The Economic and Political Consequences of the Last 10 Years of Renewable Energy Development. A rather long but worthwhile read on the “Resilience” blog. The article argues that “the cat is out of the bag: once renewable energy reaches a critical mass, its impact on power systems is pretty much irreversible and no amount of lobbying by utilities is going to get them their previous business model back: wind turbines and solar panels are there and they will keep on cranking out zero-marginal-cost MWh for a very, very long time… So utilities would be well advised to focus their lobbying on fixes to the system that actually solve problems (like capacity markets, or maybe new rules on grid access for “must-run plants), and to not cut the tree on which they are sitting (killing the support regime for offshore wind, the only sector in renewables which is “utility-scale” and where they have been able to take a leading share, and the only sector of the power sector where they can actually make money these days…)”. Rather relevant in the context of ongoing attacks on Germany’s feed-in system.

The impact of electricity demand reduction policies on the EU-ETS. In a new article published in Energy Policy, colleagues from the Wuppertal Institute, Cologne University and Ecofys have analysed the interaction of the EU ETS and policies to promote energy efficiency. They concluded that efficiency policies allow for a significant reduction of the ETS cap. Compared to the 2005 emission level, 30% emission reductions can be achieved by 2020 within the ETS with similar or even lower costs for the industrial sector than were expected when the cap was initially set for a 21% emission reduction.

Abrupt end ahead for America’s shale gas boom. German language “manager magazin” has a long article arguing that, due to rapid depletion of the wells, the shale gas boom is as unsustainable as the housing boom of the last decade, and might end in just as severe a collapse.

No, Naomi Klein And Salon, ‘Denialism’ By Enviros Has Not Been ‘More Damaging Than The Right-Wing Denialism’. Joe Romm takes issue with a recent Naomi Klein interview in which she among other things posited that a business partnership-based approach of some NGOs and their focus on cap-and-trade is largely to blame for the failure of climate policy. Romm argues that the notion that people who have the same objectives as you do are more damaging than the people who actively work against your objectives is absurd. But apparently progressives just love to fight among themselves.

NY Times: Did Denier ‘Intimidation Tactics’ Move IPCC To ‘Lowball’ Sea Level Rise And Climate Sensitivity? Joe Romm also recapitulated and expanded on a NYT article arguing that far from scaremongering, the IPCC is in fact overly cautious in its approach.
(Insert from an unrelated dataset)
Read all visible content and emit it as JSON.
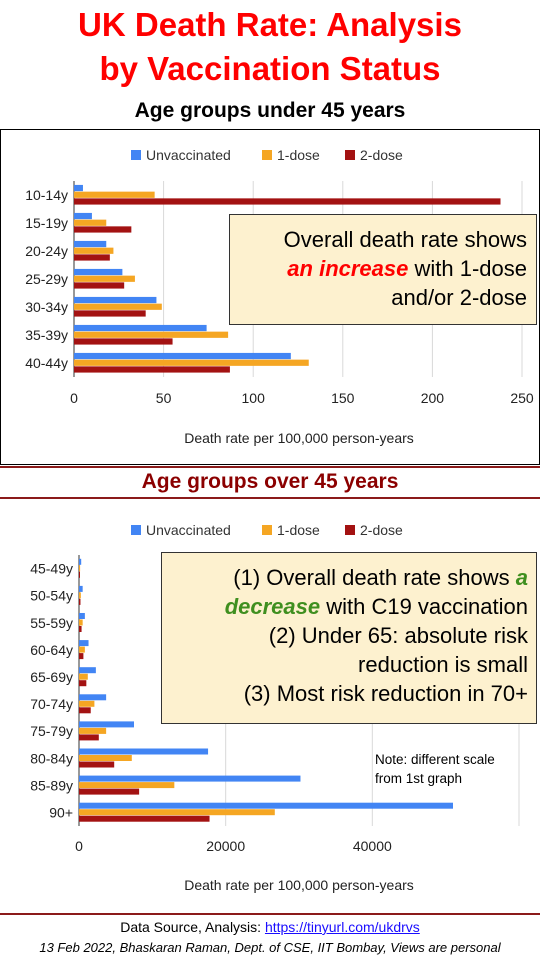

Food waste harms climate, water, land and biodiversity – new FAO report. The UN’s Food and Agriculture Organisation published an new report highlighting that 1/3 of the world’s food production goes to waste in a world of about 1 billion chronically malnourished people. As if that travesty wasn’t bad enough, according to their calculations food waste each year causes 3.3 billion tonnes of greenhouse gas emissions. For comparison, among countries only China and the USA have higher emissions.

Municipal utilities as drivers of directional change in energy supply. The Wuppertal Institute published an new study on the resurgence of municipal utilities and what it means for the energy transition. It’s in German but Craig Morris covered it in English here. The study finds that municipal utilities allow communities to better exploit the potential of energy efficiency, renewables, and distributed cogeneration.

Top-down, bottom-up or in-between: how can a UNFCCC framework for market-based approaches ensure environmental integrity and market coherence? A bit of self-promotion, two colleagues and I published an article in the journal Greenhouse Gas Measurement and Management. It discusses options for the “framework for various” approaches that is being discussed in the UNFCCC to regulate and/or co-ordinate bottom-up development of market mechanisms.